Jim: Fully agree with respect to getting the claims right. Everyone agrees that the claims are the most important part of any application.
With respect to the specification, my opinion is that it needs to serve three functions. First, and most importantly, it must satisfy the requirements of 35 U.S.C. 112 with respect to the claimed invention. Second, it must provide sufficient flexibility to allow the applicant to take an alternative position, in the event that an examiner digs up solid prior art. Third, and only slightly less important than the first function, the specification should be drafted such that it
does not encourage a court to interpret the claim language in an unintended manner, or in an unexpected way.
Now, before you all start reciting the age old mantra that limitations from the specification are not to be read into the claims, the plain and simple fact is that there is tons of case law where the Federal Circuit has done just that. Indeed, in Phillips v. AWH, the court stated that "The specification is always highly relevant to claim construction and is the single best guide to the meaning of a claim term in dispute.” There are innumerable cases where a court has used language from the specification to limit the scope of a claim term. See, e.g., Inpro II Licensing, S.A.R.L. v. T-Mobile USA, Inc., 450 F.3d 1350 (Fed. Cir. 2006) (interpreting the claims in view of a "very important" feature recited in the specification); Bayer AG v. Elan Pharmaceuticals Research Corp., 212 F.3d 1241 (Fed. Cir. 2000) (interpreting claim language in view of a "special" or "peculiar" feature in the specification);
Atofina v. Great Lakes Chemical Corp., 441 F.3d 991 (Fed. Cir.), reh’g denied (2006) (interpreting claims in view of statements in the specification re: "necessary" features of the invention); Pharmacia & Upjohn Co. v.
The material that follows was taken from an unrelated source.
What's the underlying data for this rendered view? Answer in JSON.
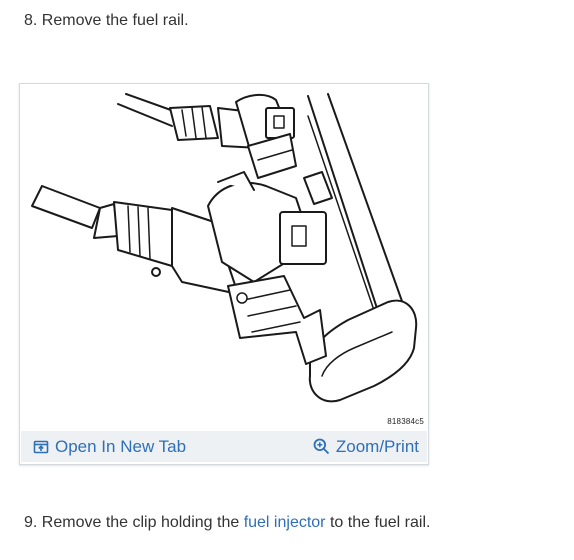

Mylan Pharmaceuticals, Inc., 170 F.3d 1373 (Fed. Cir. 1999) (interpreting the claims in view of language in the specification emphasizing "key" or "critical" elements). The list goes on and on. There is even a case where the court used terms such as "invention is" in the specification to limit the scope of the claims under consideration. See C.R. Bard, Inc. v. U.S. Surgical Corp., 388 F.3d 858 (Fed. Cir. 2004)
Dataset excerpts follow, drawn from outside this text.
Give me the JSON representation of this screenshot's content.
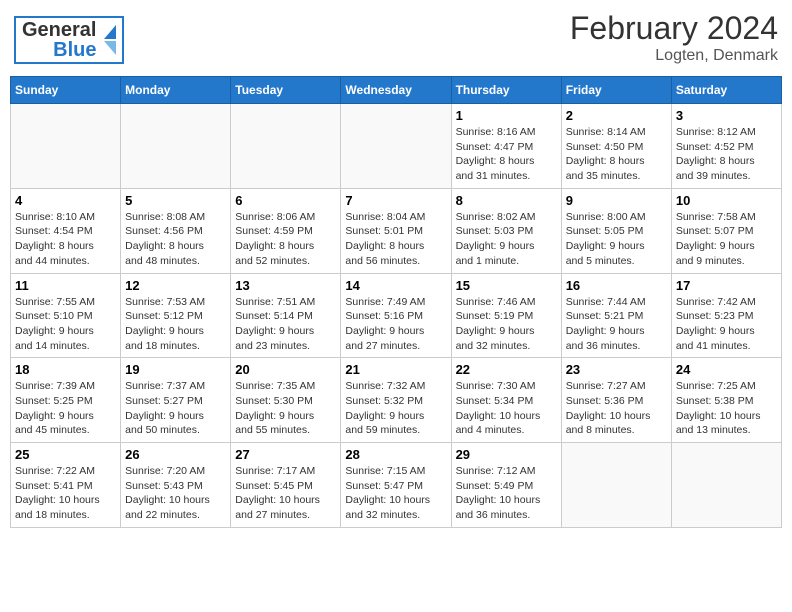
{
  "header": {
    "logo_general": "General",
    "logo_blue": "Blue",
    "title": "February 2024",
    "subtitle": "Logten, Denmark"
  },
  "weekdays": [
    "Sunday",
    "Monday",
    "Tuesday",
    "Wednesday",
    "Thursday",
    "Friday",
    "Saturday"
  ],
  "weeks": [
    {
      "days": [
        {
          "num": "",
          "info": ""
        },
        {
          "num": "",
          "info": ""
        },
        {
          "num": "",
          "info": ""
        },
        {
          "num": "",
          "info": ""
        },
        {
          "num": "1",
          "info": "Sunrise: 8:16 AM\nSunset: 4:47 PM\nDaylight: 8 hours\nand 31 minutes."
        },
        {
          "num": "2",
          "info": "Sunrise: 8:14 AM\nSunset: 4:50 PM\nDaylight: 8 hours\nand 35 minutes."
        },
        {
          "num": "3",
          "info": "Sunrise: 8:12 AM\nSunset: 4:52 PM\nDaylight: 8 hours\nand 39 minutes."
        }
      ]
    },
    {
      "days": [
        {
          "num": "4",
          "info": "Sunrise: 8:10 AM\nSunset: 4:54 PM\nDaylight: 8 hours\nand 44 minutes."
        },
        {
          "num": "5",
          "info": "Sunrise: 8:08 AM\nSunset: 4:56 PM\nDaylight: 8 hours\nand 48 minutes."
        },
        {
          "num": "6",
          "info": "Sunrise: 8:06 AM\nSunset: 4:59 PM\nDaylight: 8 hours\nand 52 minutes."
        },
        {
          "num": "7",
          "info": "Sunrise: 8:04 AM\nSunset: 5:01 PM\nDaylight: 8 hours\nand 56 minutes."
        },
        {
          "num": "8",
          "info": "Sunrise: 8:02 AM\nSunset: 5:03 PM\nDaylight: 9 hours\nand 1 minute."
        },
        {
          "num": "9",
          "info": "Sunrise: 8:00 AM\nSunset: 5:05 PM\nDaylight: 9 hours\nand 5 minutes."
        },
        {
          "num": "10",
          "info": "Sunrise: 7:58 AM\nSunset: 5:07 PM\nDaylight: 9 hours\nand 9 minutes."
        }
      ]
    },
    {
      "days": [
        {
          "num": "11",
          "info": "Sunrise: 7:55 AM\nSunset: 5:10 PM\nDaylight: 9 hours\nand 14 minutes."
        },
        {
          "num": "12",
          "info": "Sunrise: 7:53 AM\nSunset: 5:12 PM\nDaylight: 9 hours\nand 18 minutes."
        },
        {
          "num": "13",
          "info": "Sunrise: 7:51 AM\nSunset: 5:14 PM\nDaylight: 9 hours\nand 23 minutes."
        },
        {
          "num": "14",
          "info": "Sunrise: 7:49 AM\nSunset: 5:16 PM\nDaylight: 9 hours\nand 27 minutes."
        },
        {
          "num": "15",
          "info": "Sunrise: 7:46 AM\nSunset: 5:19 PM\nDaylight: 9 hours\nand 32 minutes."
        },
        {
          "num": "16",
          "info": "Sunrise: 7:44 AM\nSunset: 5:21 PM\nDaylight: 9 hours\nand 36 minutes."
        },
        {
          "num": "17",
          "info": "Sunrise: 7:42 AM\nSunset: 5:23 PM\nDaylight: 9 hours\nand 41 minutes."
        }
      ]
    },
    {
      "days": [
        {
          "num": "18",
          "info": "Sunrise: 7:39 AM\nSunset: 5:25 PM\nDaylight: 9 hours\nand 45 minutes."
        },
        {
          "num": "19",
          "info": "Sunrise: 7:37 AM\nSunset: 5:27 PM\nDaylight: 9 hours\nand 50 minutes."
        },
        {
          "num": "20",
          "info": "Sunrise: 7:35 AM\nSunset: 5:30 PM\nDaylight: 9 hours\nand 55 minutes."
        },
        {
          "num": "21",
          "info": "Sunrise: 7:32 AM\nSunset: 5:32 PM\nDaylight: 9 hours\nand 59 minutes."
        },
        {
          "num": "22",
          "info": "Sunrise: 7:30 AM\nSunset: 5:34 PM\nDaylight: 10 hours\nand 4 minutes."
        },
        {
          "num": "23",
          "info": "Sunrise: 7:27 AM\nSunset: 5:36 PM\nDaylight: 10 hours\nand 8 minutes."
        },
        {
          "num": "24",
          "info": "Sunrise: 7:25 AM\nSunset: 5:38 PM\nDaylight: 10 hours\nand 13 minutes."
        }
      ]
    },
    {
      "days": [
        {
          "num": "25",
          "info": "Sunrise: 7:22 AM\nSunset: 5:41 PM\nDaylight: 10 hours\nand 18 minutes."
        },
        {
          "num": "26",
          "info": "Sunrise: 7:20 AM\nSunset: 5:43 PM\nDaylight: 10 hours\nand 22 minutes."
        },
        {
          "num": "27",
          "info": "Sunrise: 7:17 AM\nSunset: 5:45 PM\nDaylight: 10 hours\nand 27 minutes."
        },
        {
          "num": "28",
          "info": "Sunrise: 7:15 AM\nSunset: 5:47 PM\nDaylight: 10 hours\nand 32 minutes."
        },
        {
          "num": "29",
          "info": "Sunrise: 7:12 AM\nSunset: 5:49 PM\nDaylight: 10 hours\nand 36 minutes."
        },
        {
          "num": "",
          "info": ""
        },
        {
          "num": "",
          "info": ""
        }
      ]
    }
  ]
}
With these cases in mind, there is nothing in the law that requires the specification of an application to be "exact" or "certain." Rather, the specification need only: 1) describe the claimed invention in sufficient detail such that one of ordinary skill in the art can make and use it without undue experimentation, and 2)describe the best mode known by the applicant at the time the application was filed (which is easily accomplished with a few non-limiting examples). As long as those two requirements are met, the case law (in my view) clearly suggests that the specification should avoidstatements which characterize the invention in a concrete way. As I have said before and I will reemphasize here, such statements can come in the form of statements which define what the invention
is, as well as statements that define what the invention
is not. All that said, I agree with you that "may" connotes uncertaintly. But when I use it in a specification, it is precisely because the term does not connote a precise meaning. That is the benefit of using the term. Can other language achieve the same purpose? Sure. But it will have the exact same ambiguous quality as the term "may."
Of course, all these comments are my own, and do not constitute legal advice. Rely on them at your own risk.